Die beiden Männer haben Erfahrung mit dem Kochen – weil sie in der Not damit schon Geld verdienen konnten. Khalaf, der seinen Media-Markt in Homs in den Kriegswirren verloren hat, kochte daraufhin vier Jahre lang in einem Flüchtlingscamp innerhalb Syriens für heimatlos gewordene Landsleute. Der jüngere AlJabara hat auf einem Ölfeld gearbeitet, nach Ausbruch des Krieges aber seinen Job verloren und ein Restaurant aufgemacht, das ihm letztlich von der Terrormiliz des sogenannten Islamischen Staates (IS) weggenommen worden sei. Weil sie gezwungen worden seien, für die Regierung oder den IS in den Krieg zu ziehen, haben sie ihre Heimat verlassen. AlJabara spricht Englisch, übersetzt für seinen Freund, den Koch.
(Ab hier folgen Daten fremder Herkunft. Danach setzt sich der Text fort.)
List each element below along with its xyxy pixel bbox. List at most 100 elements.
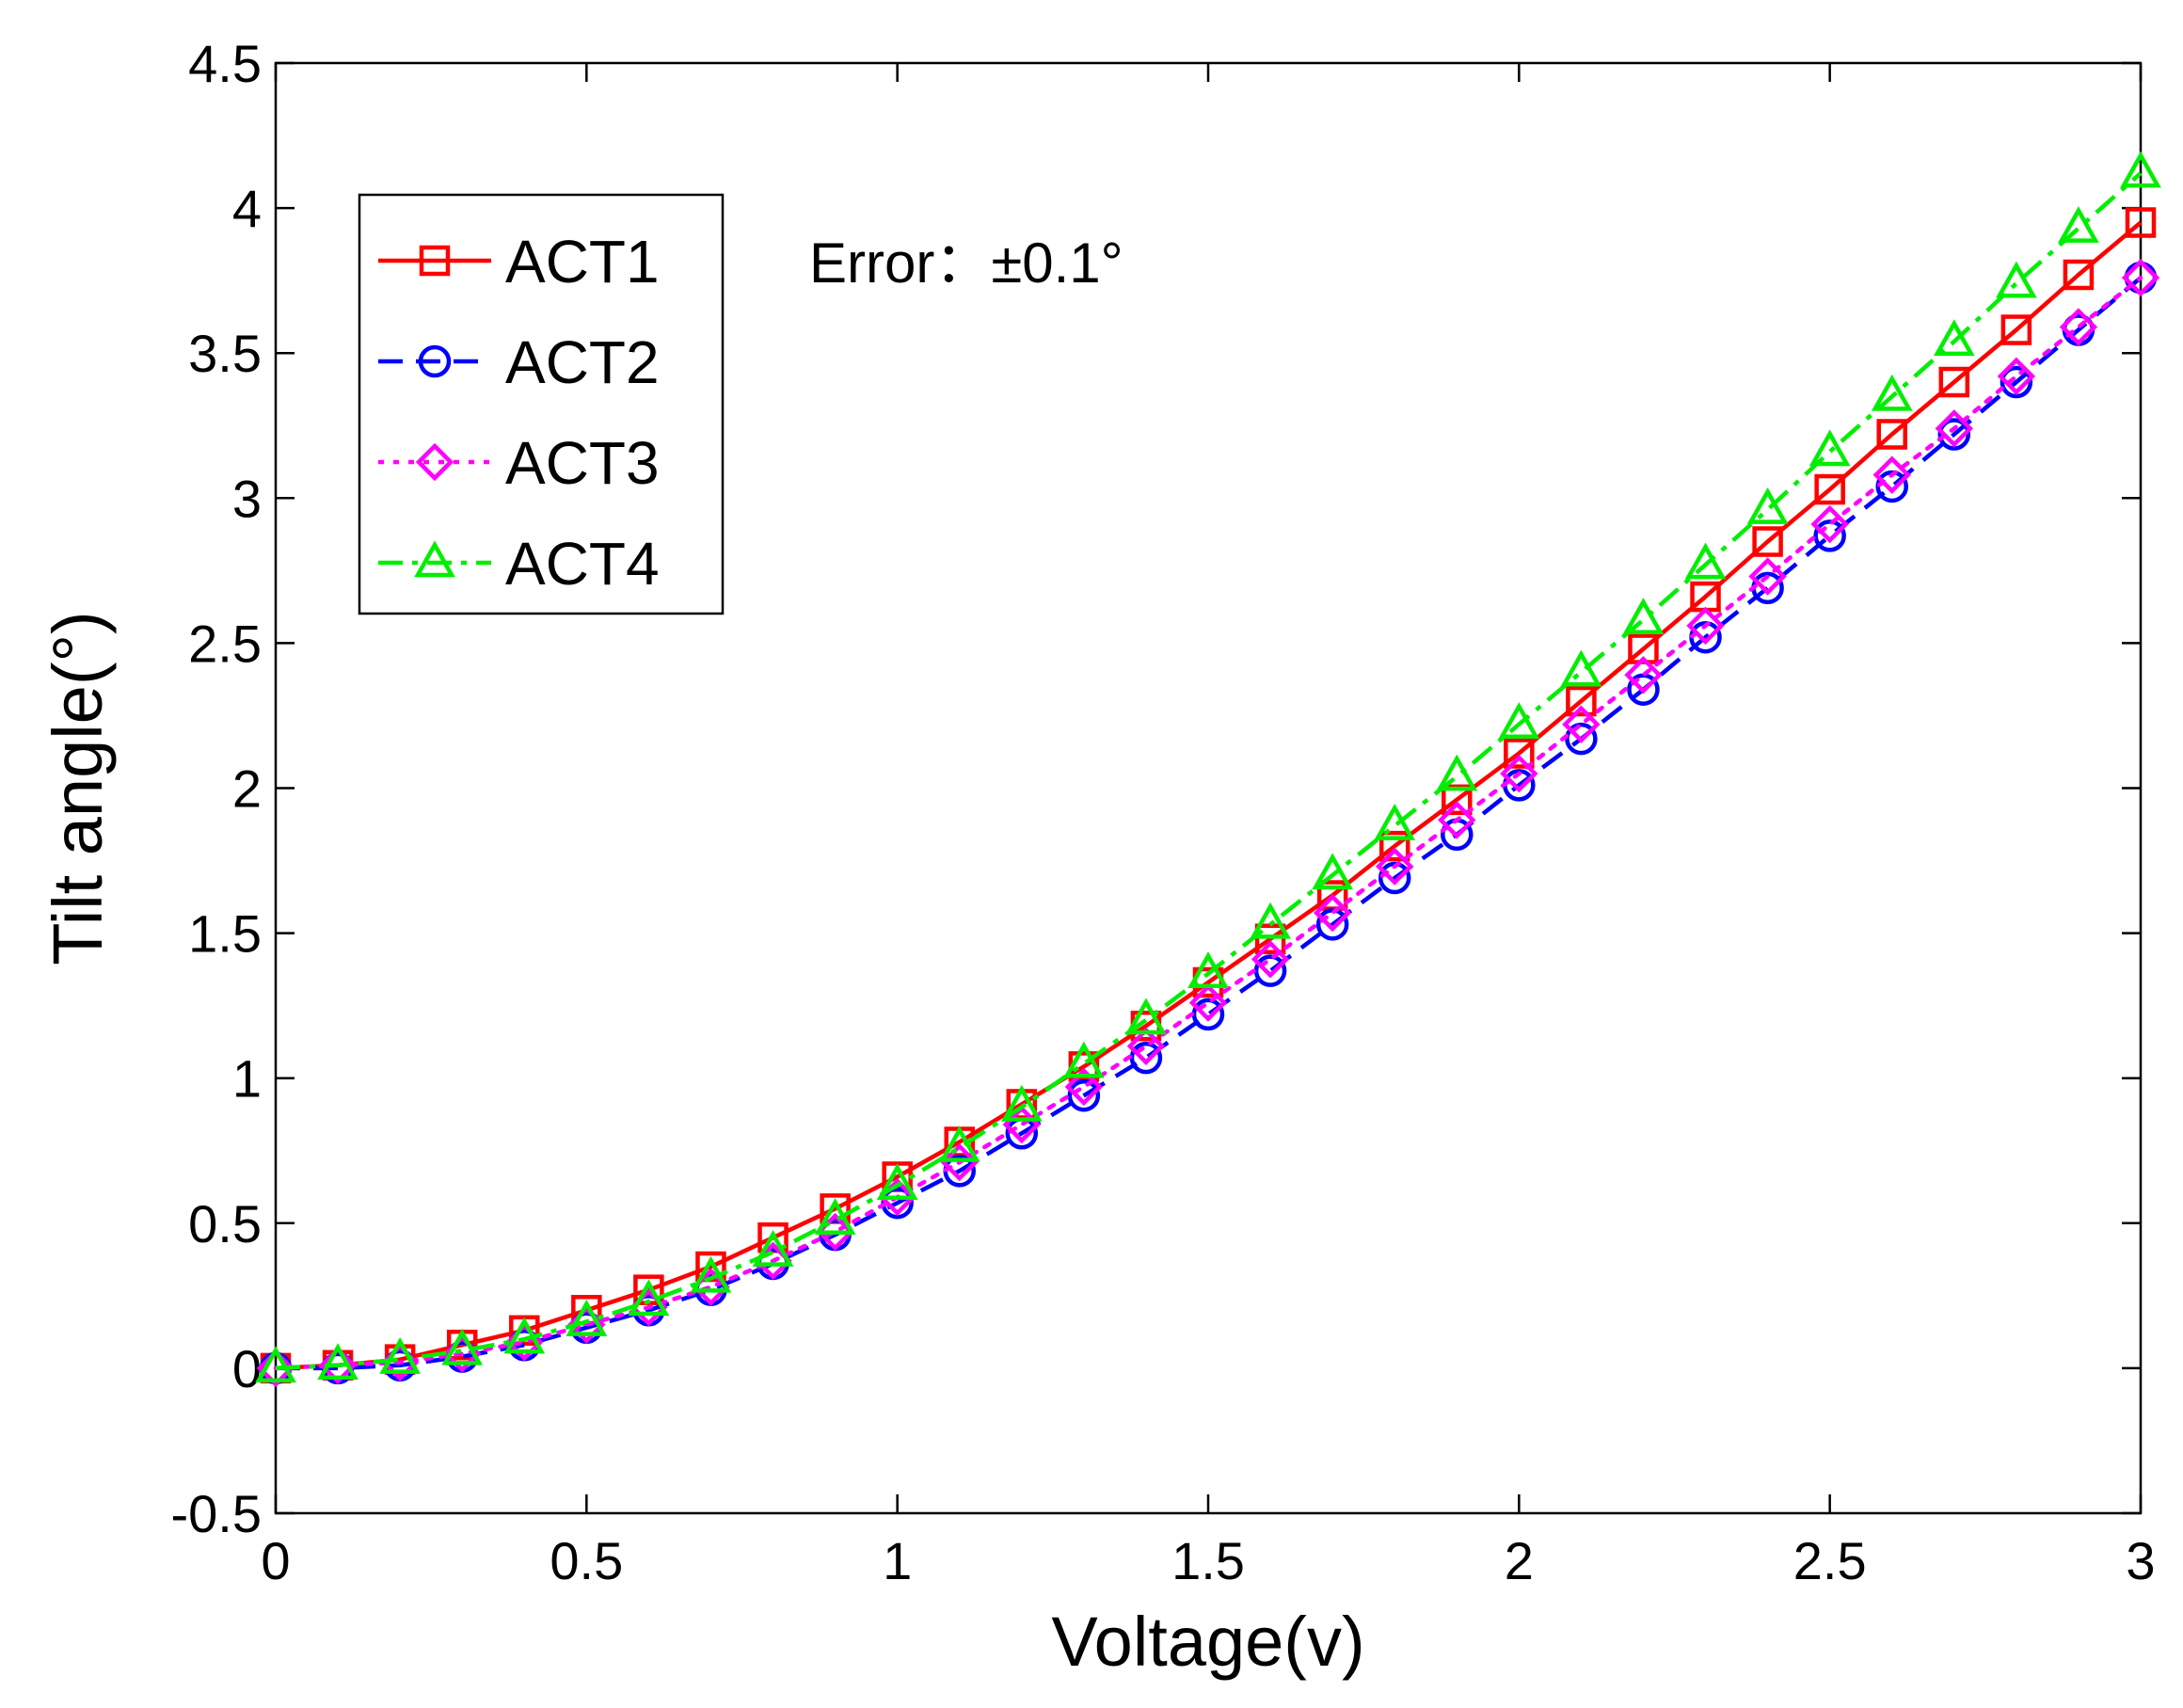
data-point-act1 <box>2000 314 2032 345</box>
data-point-act1 <box>2063 259 2095 291</box>
y-tick-label: 0 <box>232 1339 262 1398</box>
data-point-act3 <box>1872 455 1911 494</box>
data-point-act1 <box>1566 685 1597 717</box>
data-point-act3 <box>1500 754 1538 793</box>
y-axis-ticks: -0.5 0 0.5 1 1.5 2 2.5 3 3.5 4 4.5 <box>171 34 2141 1543</box>
y-tick-label: 0.5 <box>188 1194 262 1253</box>
data-point-act3 <box>1251 940 1290 979</box>
data-point-act4 <box>1622 598 1665 634</box>
y-tick-label: 4.5 <box>188 34 262 93</box>
x-tick-label: 2 <box>1505 1531 1534 1590</box>
legend-marker-act2 <box>418 344 452 378</box>
data-point-act4 <box>814 1198 856 1235</box>
y-tick-label: 2.5 <box>188 614 262 673</box>
data-point-act4 <box>1187 951 1229 988</box>
series-line-act2 <box>276 276 2143 1371</box>
data-point-act3 <box>256 1349 295 1388</box>
legend-item: ACT3 <box>378 429 660 497</box>
legend-label: ACT4 <box>505 530 660 598</box>
data-point-act3 <box>1624 656 1663 694</box>
data-point-act2 <box>1129 1041 1163 1075</box>
data-point-act4 <box>1809 429 1851 467</box>
data-point-act1 <box>1938 366 1970 398</box>
legend-marker-act1 <box>419 245 451 277</box>
data-point-act3 <box>1935 409 1973 448</box>
data-point-act3 <box>1748 557 1787 596</box>
x-tick-label: 0.5 <box>550 1531 623 1590</box>
data-point-act2 <box>1253 954 1287 987</box>
data-point-act4 <box>255 1346 296 1383</box>
data-point-act4 <box>1063 1041 1105 1078</box>
series-act4 <box>255 151 2161 1383</box>
data-point-act3 <box>1126 1027 1166 1065</box>
data-point-act2 <box>1937 418 1971 451</box>
data-point-act4 <box>317 1343 359 1381</box>
series-line-act4 <box>275 171 2143 1371</box>
data-point-act3 <box>2059 308 2098 346</box>
data-point-act3 <box>1188 983 1228 1022</box>
legend-item: ACT1 <box>378 228 660 295</box>
data-point-act4 <box>1000 1084 1043 1122</box>
data-point-act3 <box>1313 893 1352 933</box>
data-point-act4 <box>566 1299 608 1336</box>
data-point-act1 <box>1254 923 1286 955</box>
x-tick-label: 1 <box>883 1531 912 1590</box>
y-tick-label: 3 <box>232 469 262 528</box>
y-tick-label: 1 <box>232 1049 262 1109</box>
data-point-act1 <box>1628 633 1659 664</box>
series-line-act3 <box>273 275 2143 1371</box>
data-point-act2 <box>1067 1078 1101 1112</box>
data-point-act3 <box>816 1212 854 1252</box>
x-tick-label: 1.5 <box>1171 1531 1245 1590</box>
data-point-act1 <box>1378 830 1410 862</box>
x-axis-ticks: 0 0.5 1 1.5 2 2.5 3 <box>261 63 2156 1590</box>
legend: ACT1 ACT2 ACT3 ACT4 <box>358 193 725 615</box>
legend-label: ACT2 <box>505 328 660 396</box>
legend-item: ACT4 <box>378 530 660 598</box>
legend-label: ACT3 <box>505 429 660 497</box>
data-point-act4 <box>1312 853 1353 890</box>
data-point-act3 <box>1997 357 2036 396</box>
data-point-act3 <box>940 1142 979 1182</box>
data-point-act2 <box>2000 365 2033 399</box>
data-point-act4 <box>379 1337 421 1374</box>
y-tick-label: 3.5 <box>188 324 262 383</box>
legend-item: ACT2 <box>378 328 660 396</box>
data-point-act4 <box>1498 702 1540 739</box>
data-point-act3 <box>2121 258 2160 297</box>
legend-marker-act4 <box>414 540 455 578</box>
data-point-act1 <box>1504 738 1535 769</box>
legend-label: ACT1 <box>505 228 660 295</box>
legend-marker-act3 <box>415 442 454 482</box>
y-tick-label: 1.5 <box>188 904 262 964</box>
data-point-act2 <box>1565 722 1598 756</box>
data-point-act3 <box>318 1346 358 1384</box>
data-point-act4 <box>503 1317 546 1354</box>
data-point-act4 <box>2058 206 2099 243</box>
y-axis-title: Tilt angle(°) <box>39 611 117 965</box>
x-axis-title: Voltage(v) <box>1051 1603 1364 1681</box>
data-point-act4 <box>2120 151 2161 188</box>
data-point-act4 <box>1436 754 1478 791</box>
error-annotation: Error：±0.1° <box>809 231 1123 295</box>
data-point-act3 <box>1376 847 1414 886</box>
data-point-act2 <box>1813 519 1846 552</box>
data-point-act1 <box>1752 526 1783 557</box>
data-point-act4 <box>1374 803 1416 840</box>
data-point-act4 <box>1746 487 1789 524</box>
data-point-act3 <box>1562 705 1601 743</box>
y-tick-label: -0.5 <box>171 1484 263 1543</box>
data-point-act4 <box>1871 374 1913 411</box>
x-tick-label: 0 <box>261 1531 290 1590</box>
data-point-act4 <box>1125 998 1167 1035</box>
data-point-act4 <box>876 1163 918 1200</box>
data-point-act4 <box>441 1328 484 1365</box>
data-point-act4 <box>1684 542 1727 580</box>
data-point-act3 <box>1686 606 1725 646</box>
data-point-act4 <box>1996 261 2037 298</box>
series-layer <box>255 151 2161 1388</box>
data-point-act2 <box>1627 673 1660 706</box>
x-tick-label: 2.5 <box>1793 1531 1867 1590</box>
data-point-act4 <box>1560 649 1602 687</box>
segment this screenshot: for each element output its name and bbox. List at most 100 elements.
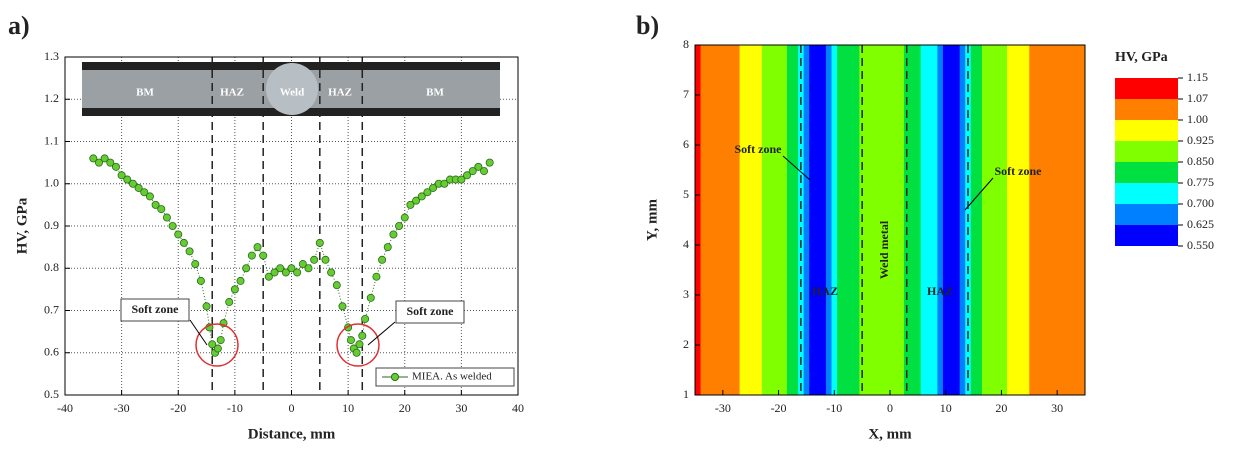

Eigentlich könnten sie mit ihrem Business bald loslegen. Aber sie finden keine Wohnung. Die brauchen sie, um dort nach Vorstellung von Michielin die Produktion für ihren Lieferdienst zu starten. Langfristig müsse aber auch eine Restaurant- oder Vereinsküche gefunden werden, um die Sache professionell aufzuziehen. Außerdem müssen beide noch eine Schulung beim Gesundheitsamt durchlaufen.

Eva Michielin hofft auf Unterstützung bei der Wohnungs- und Küchensuche. Sie bürge für die Männer. "Dort, wo’s geht, gründe ich." Neben Horb komme auch Balingen in Frage. Michielin will das Unternehmen gründen und die beiden Syrer beteiligen. Aus ihrer beruflichen Erfahrung als Geschäftsführerin berichtet sie von "massiven Hürden", wenn es darum geht, einen Flüchtling einzustellen. "Aber unternehmerisch tätig zu werden, kann man niemandem verbieten."